И рухнул на колени, руки по-молитвенному сложил, зарыдал в голос.
Маслов назидательно сказал:
– Следовало бы. Чтоб ещё крепче тебя привязать. Но ведь ты и вправду не сможешь, только шуму да грязи понаделаешь. Я и сам на этакие дела не умелец, – признался он. – На то свои мастера есть. Соврал я давеча, будто один приехал. Тут на почтовой станции, близёхонько, мои людишки ожидают. Они всё и исполнят. Не трясись, мои чисто работают. Ты вот что, завтрашний министр, ты его за руку возьми, чтоб не вырвался, да рот заткни – только от тебя и нужно.
Митридат не стал ни кричать, ни метаться – такое на него сошло ко всему безразличие.
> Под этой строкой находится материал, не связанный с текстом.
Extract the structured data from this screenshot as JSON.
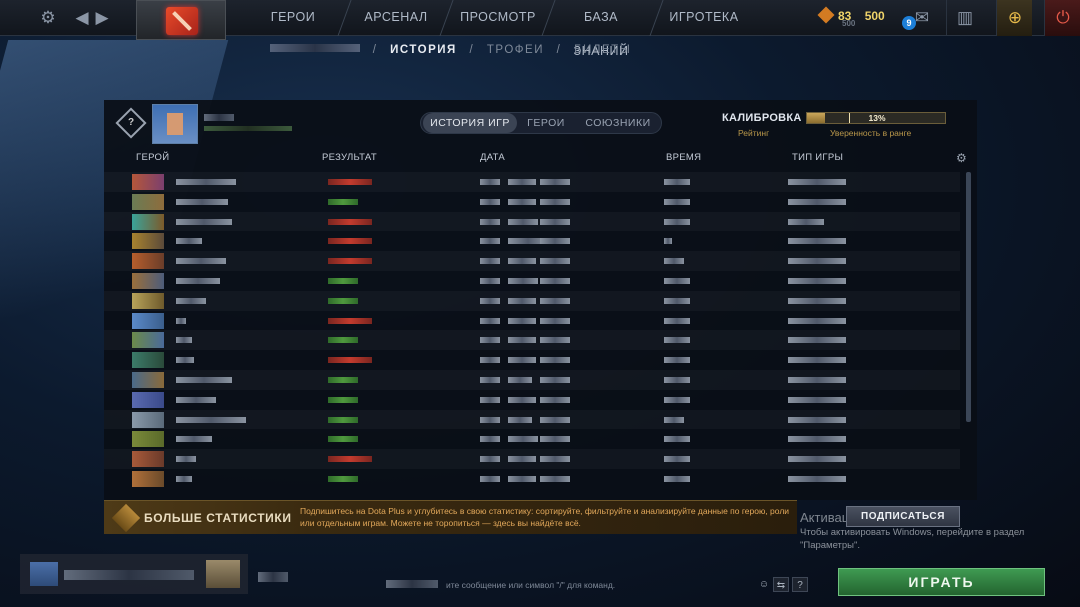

Папенька, бормоча молитву, прижал его к себе, на уста наложил горячую ладонь. Укусить, что ли, вяло подумал Митя.
До кости, чтоб память о младшем сыне осталась. А, ну его…
– Вот и хорошо, вот так и славно, – приговаривал Прохор Иванович, доставая из кармана бутылочку. – Ещё одно германское изобретение, потолковей черепных шишек. Средство для усыпления. Я химическую науку превыше всех прочих ставлю, истинная королева учёности.
Смочил платок, накрыл им Митино лицо. На макушку часто-часто капали папенькины слезы.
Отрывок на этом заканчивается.